Siding

5.0.2

Different Types of Siding and How to choose What’s Best for You

Vinyl Siding

Made from PVC, vinyl siding has been around since the early 1960s and as of the latest consensus, it is the most commonly used siding in new, single family homes.

Modern engineering has produced vinyl siding that can perfectly mimic the look of many types of cladding and architectural accents, including wood, stone, and slate. In addition, current vinyl siding has improved strength and weather resistance and comes in a broader selection of factory colors.

Advantages: durable; widely available; least expensive option; many brands come with lifetime warranties.

Disadvantages: repairs may require replacement of entire sections due to fading over time. Flammable; releases toxins if burned.

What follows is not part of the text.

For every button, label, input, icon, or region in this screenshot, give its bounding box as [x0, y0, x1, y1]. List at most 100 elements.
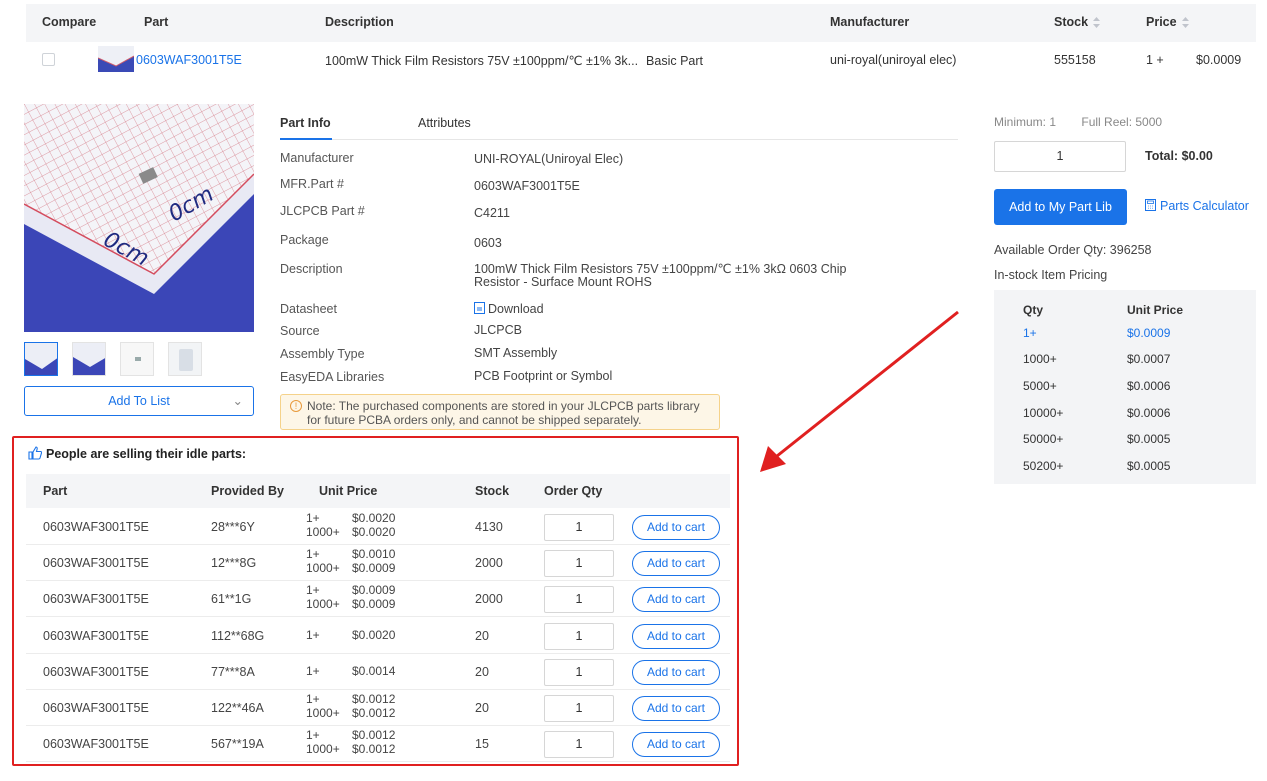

“Green” Characteristics: vinyl siding as a whole is a “green” siding option due to its production and recycling process

Fiber Cement SidingFiber cement comprises wood fibers mixed with sand and cement. The siding is much thicker than vinyl and has a better ability to withstand harsh weather such as strong wind or hail. The material is very stable and does not expand and contract at the same rate that true wood and vinyl siding does. This stability allows paint to last longer on its surface, so it does not require refreshing as often as wood siding. In addition, most fiber cement brands can be painted, so homeowners can change their design plans down the road without having to replace the siding itself.

Fiber cement siding has a great reputation for quality and durability. These products have long warranties, and they’re very visually appealing.

Advantages: not susceptible to termites: highly water resistant; incombustible; holds paint well, lots of colors and   options in texture and color.

Disadvantages; installation is more complicated as the product is very heavy; costlier than most types of vinyl siding.

Cleaning/maintenance: mostly maintenance free: must be repainted periodically (every 15 to 20 years)

“Green” characteristics: most brands contain at least 10 to 20 percent recycled materials.